Most often when our food (bread, sandwiches, cakes etc) get mold on them when tend to remove the mould from the surface and eat the rest. Is it healthy or safe to do this?
There’s more to mold than that green, possibly furry patch on the surface of your bread, or the velvety dots found on old fruit. It turns out that the colorful patches visible to the naked eye are the spores, or tiny particles that give mold its color. The rest of the mold – its branches and roots – are difficult to see and sometimes burrow deep within your food.
Because the colorful spores on the surface of your food are just part of the mold, scraping or cutting this part off of your bread or bagel won’t save you from eating a mouthful of fungus.
"Most molds are harmless but some are dangerous," said Nadine Shaw, technical information specialist at the U.S. Department of Agriculture, in a podcast. Some molds contain mycotoxins, which are poisonous substances that can cause allergic reactions or respiratory problems. One in particular, called aflatoxin, has been known to cause cancer, Shaw said.

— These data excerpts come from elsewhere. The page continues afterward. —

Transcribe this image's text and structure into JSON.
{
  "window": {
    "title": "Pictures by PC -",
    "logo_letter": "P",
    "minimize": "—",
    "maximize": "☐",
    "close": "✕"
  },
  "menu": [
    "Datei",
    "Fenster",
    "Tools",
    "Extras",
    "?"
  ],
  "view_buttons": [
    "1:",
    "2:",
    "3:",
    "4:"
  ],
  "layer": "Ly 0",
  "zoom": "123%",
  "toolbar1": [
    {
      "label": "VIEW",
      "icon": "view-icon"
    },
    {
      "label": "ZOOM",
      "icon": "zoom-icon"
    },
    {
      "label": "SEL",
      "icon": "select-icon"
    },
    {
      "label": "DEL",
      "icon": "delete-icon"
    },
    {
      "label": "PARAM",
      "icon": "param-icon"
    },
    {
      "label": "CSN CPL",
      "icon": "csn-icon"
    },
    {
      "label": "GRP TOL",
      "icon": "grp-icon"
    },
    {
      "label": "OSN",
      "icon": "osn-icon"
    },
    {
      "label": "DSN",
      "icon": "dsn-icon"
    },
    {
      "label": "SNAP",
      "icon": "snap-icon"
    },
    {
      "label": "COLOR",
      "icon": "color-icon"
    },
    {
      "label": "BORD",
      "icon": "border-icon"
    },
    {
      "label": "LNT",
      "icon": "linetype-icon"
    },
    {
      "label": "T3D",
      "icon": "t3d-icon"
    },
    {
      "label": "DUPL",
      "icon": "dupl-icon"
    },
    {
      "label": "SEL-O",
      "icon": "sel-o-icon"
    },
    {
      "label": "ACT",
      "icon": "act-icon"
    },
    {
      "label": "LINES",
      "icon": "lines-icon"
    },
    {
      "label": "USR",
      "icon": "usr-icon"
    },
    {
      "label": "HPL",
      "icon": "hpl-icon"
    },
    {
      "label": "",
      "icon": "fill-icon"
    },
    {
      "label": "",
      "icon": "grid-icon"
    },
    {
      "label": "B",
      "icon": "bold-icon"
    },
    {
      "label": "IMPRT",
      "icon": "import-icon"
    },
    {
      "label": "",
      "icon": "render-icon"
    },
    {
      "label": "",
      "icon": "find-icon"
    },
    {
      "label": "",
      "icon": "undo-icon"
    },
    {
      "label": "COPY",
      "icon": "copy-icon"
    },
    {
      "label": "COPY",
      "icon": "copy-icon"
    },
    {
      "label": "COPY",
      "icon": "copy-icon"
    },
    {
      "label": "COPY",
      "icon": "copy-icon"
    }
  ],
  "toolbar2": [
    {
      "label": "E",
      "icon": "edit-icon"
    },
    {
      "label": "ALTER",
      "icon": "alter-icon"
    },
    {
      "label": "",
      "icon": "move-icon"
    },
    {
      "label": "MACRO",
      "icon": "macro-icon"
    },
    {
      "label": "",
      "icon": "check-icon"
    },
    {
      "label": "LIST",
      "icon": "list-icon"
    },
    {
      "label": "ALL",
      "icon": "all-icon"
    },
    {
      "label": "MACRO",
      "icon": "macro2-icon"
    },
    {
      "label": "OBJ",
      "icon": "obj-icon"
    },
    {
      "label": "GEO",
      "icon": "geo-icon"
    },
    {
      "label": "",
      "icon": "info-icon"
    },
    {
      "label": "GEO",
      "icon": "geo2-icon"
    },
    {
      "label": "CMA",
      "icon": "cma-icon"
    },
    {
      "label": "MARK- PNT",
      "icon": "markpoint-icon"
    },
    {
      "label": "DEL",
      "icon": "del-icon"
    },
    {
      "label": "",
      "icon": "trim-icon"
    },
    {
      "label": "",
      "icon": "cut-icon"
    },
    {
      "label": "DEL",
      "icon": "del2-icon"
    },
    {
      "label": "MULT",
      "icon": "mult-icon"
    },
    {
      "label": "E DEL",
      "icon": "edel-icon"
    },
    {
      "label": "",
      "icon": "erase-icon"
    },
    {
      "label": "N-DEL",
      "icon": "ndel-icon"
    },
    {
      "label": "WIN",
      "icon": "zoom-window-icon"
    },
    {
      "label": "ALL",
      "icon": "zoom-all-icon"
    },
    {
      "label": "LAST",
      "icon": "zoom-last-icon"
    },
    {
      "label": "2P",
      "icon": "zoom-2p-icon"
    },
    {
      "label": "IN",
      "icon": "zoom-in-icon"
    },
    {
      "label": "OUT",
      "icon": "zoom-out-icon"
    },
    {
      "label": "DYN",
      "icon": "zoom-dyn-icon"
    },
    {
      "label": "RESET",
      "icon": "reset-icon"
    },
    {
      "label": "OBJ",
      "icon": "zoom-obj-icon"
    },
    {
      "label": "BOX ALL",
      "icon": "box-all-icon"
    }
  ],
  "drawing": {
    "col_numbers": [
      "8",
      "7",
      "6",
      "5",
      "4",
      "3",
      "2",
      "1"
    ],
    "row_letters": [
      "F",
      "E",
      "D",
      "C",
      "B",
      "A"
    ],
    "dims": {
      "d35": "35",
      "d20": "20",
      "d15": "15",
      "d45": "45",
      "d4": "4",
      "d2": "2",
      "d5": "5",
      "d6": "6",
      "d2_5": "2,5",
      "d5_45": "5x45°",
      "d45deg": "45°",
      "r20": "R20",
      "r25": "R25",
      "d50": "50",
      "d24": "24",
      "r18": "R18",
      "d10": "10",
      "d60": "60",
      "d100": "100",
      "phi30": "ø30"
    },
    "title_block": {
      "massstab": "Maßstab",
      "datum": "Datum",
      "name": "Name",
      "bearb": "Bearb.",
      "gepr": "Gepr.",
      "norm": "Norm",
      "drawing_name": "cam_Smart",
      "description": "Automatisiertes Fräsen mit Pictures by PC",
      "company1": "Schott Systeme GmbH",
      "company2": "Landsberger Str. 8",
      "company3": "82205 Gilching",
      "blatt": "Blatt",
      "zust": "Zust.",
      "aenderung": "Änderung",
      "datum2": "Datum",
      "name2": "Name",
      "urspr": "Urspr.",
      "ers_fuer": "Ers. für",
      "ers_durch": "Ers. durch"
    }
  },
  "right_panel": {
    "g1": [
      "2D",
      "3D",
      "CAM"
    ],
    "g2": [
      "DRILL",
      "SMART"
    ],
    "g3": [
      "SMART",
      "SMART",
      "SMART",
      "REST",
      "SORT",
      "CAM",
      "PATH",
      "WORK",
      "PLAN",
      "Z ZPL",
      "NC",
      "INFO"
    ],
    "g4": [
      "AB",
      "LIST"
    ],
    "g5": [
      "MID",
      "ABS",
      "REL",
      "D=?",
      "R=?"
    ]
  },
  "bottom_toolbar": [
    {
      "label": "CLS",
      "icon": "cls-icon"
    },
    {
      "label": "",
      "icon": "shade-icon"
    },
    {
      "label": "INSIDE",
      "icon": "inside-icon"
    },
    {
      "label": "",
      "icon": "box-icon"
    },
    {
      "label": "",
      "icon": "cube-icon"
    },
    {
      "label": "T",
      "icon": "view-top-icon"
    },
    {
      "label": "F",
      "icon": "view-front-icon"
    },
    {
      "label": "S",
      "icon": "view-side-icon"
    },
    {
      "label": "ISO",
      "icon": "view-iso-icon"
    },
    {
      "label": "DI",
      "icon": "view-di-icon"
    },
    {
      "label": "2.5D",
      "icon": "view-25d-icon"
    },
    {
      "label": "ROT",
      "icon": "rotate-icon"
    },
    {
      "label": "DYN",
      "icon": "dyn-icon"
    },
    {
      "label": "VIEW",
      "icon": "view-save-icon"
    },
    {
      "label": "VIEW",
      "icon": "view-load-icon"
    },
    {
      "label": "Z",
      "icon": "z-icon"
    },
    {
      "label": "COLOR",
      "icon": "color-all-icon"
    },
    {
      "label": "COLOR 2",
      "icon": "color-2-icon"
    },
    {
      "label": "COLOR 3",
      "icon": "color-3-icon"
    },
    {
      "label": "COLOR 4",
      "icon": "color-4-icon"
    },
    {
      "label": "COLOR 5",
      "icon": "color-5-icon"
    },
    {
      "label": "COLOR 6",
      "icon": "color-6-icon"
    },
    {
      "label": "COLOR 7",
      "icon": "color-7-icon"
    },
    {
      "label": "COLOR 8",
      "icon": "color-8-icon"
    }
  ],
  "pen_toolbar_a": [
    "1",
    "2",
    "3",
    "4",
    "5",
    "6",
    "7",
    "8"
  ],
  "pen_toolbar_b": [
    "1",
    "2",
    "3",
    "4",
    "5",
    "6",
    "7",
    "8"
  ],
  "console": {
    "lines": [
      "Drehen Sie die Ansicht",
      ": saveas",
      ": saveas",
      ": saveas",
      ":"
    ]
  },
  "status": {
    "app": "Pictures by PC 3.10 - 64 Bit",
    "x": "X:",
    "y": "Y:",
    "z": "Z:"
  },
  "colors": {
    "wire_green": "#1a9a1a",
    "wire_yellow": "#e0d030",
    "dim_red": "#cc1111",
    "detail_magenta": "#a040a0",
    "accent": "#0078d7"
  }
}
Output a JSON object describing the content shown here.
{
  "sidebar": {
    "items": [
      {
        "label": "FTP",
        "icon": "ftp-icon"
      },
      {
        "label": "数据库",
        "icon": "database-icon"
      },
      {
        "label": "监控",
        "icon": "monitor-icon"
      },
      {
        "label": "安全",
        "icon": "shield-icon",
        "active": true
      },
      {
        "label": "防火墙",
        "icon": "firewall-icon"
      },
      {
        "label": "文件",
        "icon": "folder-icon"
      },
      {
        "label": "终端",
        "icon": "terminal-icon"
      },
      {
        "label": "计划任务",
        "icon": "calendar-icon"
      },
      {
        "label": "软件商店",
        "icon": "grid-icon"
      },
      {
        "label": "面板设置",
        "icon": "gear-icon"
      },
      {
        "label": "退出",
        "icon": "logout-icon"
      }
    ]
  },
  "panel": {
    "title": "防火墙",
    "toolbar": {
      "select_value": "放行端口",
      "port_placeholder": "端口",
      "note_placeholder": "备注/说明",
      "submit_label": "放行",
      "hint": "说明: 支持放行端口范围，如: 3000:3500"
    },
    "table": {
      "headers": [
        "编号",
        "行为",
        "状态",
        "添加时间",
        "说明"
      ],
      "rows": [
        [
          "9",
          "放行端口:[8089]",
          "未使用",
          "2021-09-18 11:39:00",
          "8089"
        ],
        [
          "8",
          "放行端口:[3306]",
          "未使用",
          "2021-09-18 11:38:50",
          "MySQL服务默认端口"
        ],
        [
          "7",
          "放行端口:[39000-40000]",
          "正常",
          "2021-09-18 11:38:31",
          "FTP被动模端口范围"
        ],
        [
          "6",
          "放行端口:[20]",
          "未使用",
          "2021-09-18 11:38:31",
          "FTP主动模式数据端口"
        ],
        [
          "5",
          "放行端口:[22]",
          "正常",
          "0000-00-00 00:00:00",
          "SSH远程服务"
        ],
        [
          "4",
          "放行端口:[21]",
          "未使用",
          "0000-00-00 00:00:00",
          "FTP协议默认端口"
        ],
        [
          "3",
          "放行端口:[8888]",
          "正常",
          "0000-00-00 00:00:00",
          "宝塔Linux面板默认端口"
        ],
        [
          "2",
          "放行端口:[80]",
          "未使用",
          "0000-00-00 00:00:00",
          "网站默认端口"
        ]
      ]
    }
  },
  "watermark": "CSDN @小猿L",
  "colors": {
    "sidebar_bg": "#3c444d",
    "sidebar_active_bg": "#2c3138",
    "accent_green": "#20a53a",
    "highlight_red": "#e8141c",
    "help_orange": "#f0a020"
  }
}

Mycotoxins are found primarily in molds that grow on grains and nuts, but can also be found in grape juice, celery, apples and other produce, according to the USDA. The notorious aflatoxin is most prevalent in corn and peanut crops, and is monitored by the U.S. Food and Drug Administration and the USDA.
To keep mold from invading your food, Shaw gives the following recommendations.
Cover food to keep out airborne mold spores.
Use covered storage containers for perishable foods and refrigerate them properly.
Use leftovers within three to four days.